Hendricks established himself in the NHL during his three years in Washington, during which he would do whatever necessary to contribute — drop the gloves, kill penalties, paralyze opposing goaltenders in shootouts or perform spot duty on the top line, all in addition to serving as the type of glue that keeps a dressing room together. While he and the Capitals could come to terms on an extension, salary cap constraints may limit what they’re willing to offer him.
For all of Hendricks’s on-ice contributions, one can’t help but wonder how the off-ice chemistry and mood of the room might change if he left.
2012-13 salary: $950,000 | Age: 30
2012-13 regular season NHL stats: 26 GP, 2G, 0A, -1 | Playoffs: 0 GP.
Crabb was a regular part of the fourth line and fit well as a unit with Hendricks and Jay Beagle, but when the Capitals needed roster space to bring Mike Green off injured reserve back in mid-March, he was waived and spent the rest of the season with the AHL’s Hershey Bears. He recorded six goals and six assists in 12 AHL regular season games then added five more goals in five Calder Cup playoff games.
Whether Crabb fits as an NHL regular with the Capitals is far from certain. If Hendricks doesn’t return there will be room on the roster for another bottom-six forward, but it seems unlikely that Crabb would receive another one-way contract from Washington.
2012-13 salary: $2.75 million | Age: 36
2012-13 regular season NHL stats: 16 GP, 0 G, 2 A, -2 | Playoffs: 0 GP.

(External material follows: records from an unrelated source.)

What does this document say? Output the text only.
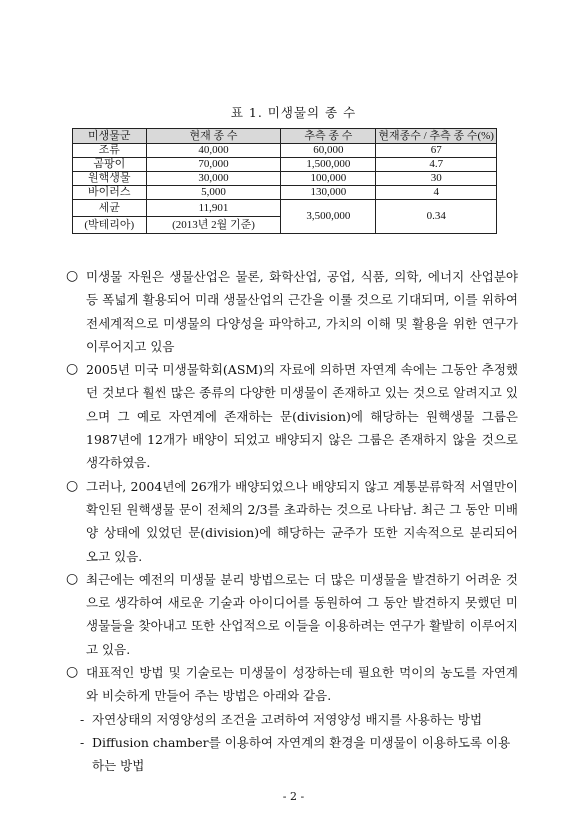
표 1. 미생물의 종 수
미생물군	현재 종 수	추측 종 수	현재종수 / 추측 종 수(%)
조류	40,000	60,000	67
곰팡이	70,000	1,500,000	4.7
원핵생물	30,000	100,000	30
바이러스	5,000	130,000	4
세균	11,901	3,500,000	0.34
(박테리아)	(2013년 2월 기준)		
○ 미생물 자원은 생물산업은 물론, 화학산업, 공업, 식품, 의학, 에너지 산업분야 등 폭넓게 활용되어 미래 생물산업의 근간을 이룰 것으로 기대되며, 이를 위하여 전세계적으로 미생물의 다양성을 파악하고, 가치의 이해 및 활용을 위한 연구가 이루어지고 있음
○ 2005년 미국 미생물학회(ASM)의 자료에 의하면 자연계 속에는 그동안 추정했던 것보다 훨씬 많은 종류의 다양한 미생물이 존재하고 있는 것으로 알려지고 있으며 그 예로 자연계에 존재하는 문(division)에 해당하는 원핵생물 그룹은 1987년에 12개가 배양이 되었고 배양되지 않은 그룹은 존재하지 않을 것으로 생각하였음.
○ 그러나, 2004년에 26개가 배양되었으나 배양되지 않고 계통분류학적 서열만이 확인된 원핵생물 문이 전체의 2/3를 초과하는 것으로 나타남. 최근 그 동안 미배양 상태에 있었던 문(division)에 해당하는 균주가 또한 지속적으로 분리되어 오고 있음.
○ 최근에는 예전의 미생물 분리 방법으로는 더 많은 미생물을 발견하기 어려운 것으로 생각하여 새로운 기술과 아이디어를 동원하여 그 동안 발견하지 못했던 미생물들을 찾아내고 또한 산업적으로 이들을 이용하려는 연구가 활발히 이루어지고 있음.
○ 대표적인 방법 및 기술로는 미생물이 성장하는데 필요한 먹이의 농도를 자연계와 비슷하게 만들어 주는 방법은 아래와 같음.
- 자연상태의 저영양성의 조건을 고려하여 저영양성 배지를 사용하는 방법
- Diffusion chamber를 이용하여 자연계의 환경을 미생물이 이용하도록 이용하는 방법
- 2 -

While his return to the NHL after missing over two years with fractured pelvis and lingering groin problems was nothing short of stunning, Poti never solidified a place in the lineup as additional injuries cropped up. By the time he fully recovered from torn rib cartilage in his back in late March, the Capitals were rolling without him in the mix.
Poti made it clear in a phone interview last week that he hopes to continue his NHL career but it won’t be in Washington. After six years under contract with the Capitals, it is time to move on. Poti appeared in 230 games for Washington, dating back to the 2007-08 season, recording 11 goals and 64 assists.
2012-13 salary: $600,000 | Age: 27
2012-13 regular season NHL stats: 27 GP, 4G, 5A, +1 | Playoffs: 0 GP.
Back in July when the Capitals signed Wolski to a one-year deal, the winger acknowledged he was at a “crossroads” in his career. Rather than re-establish himself as an NHL commodity, Wolski struggled in Washington – his fifth team in the past four seasons. Oates asked him to become a more well-rounded and defensively responsible player in addition to providing offensive spark, as the first-year coach did with the entire roster, but ultimately Wolski’s most consistent place was on the scratches list.
It was always unlikely Wolski would return, but on Monday it became official when the winger agreed to play for the KHL’s Torpedo Nizhni Novgorod.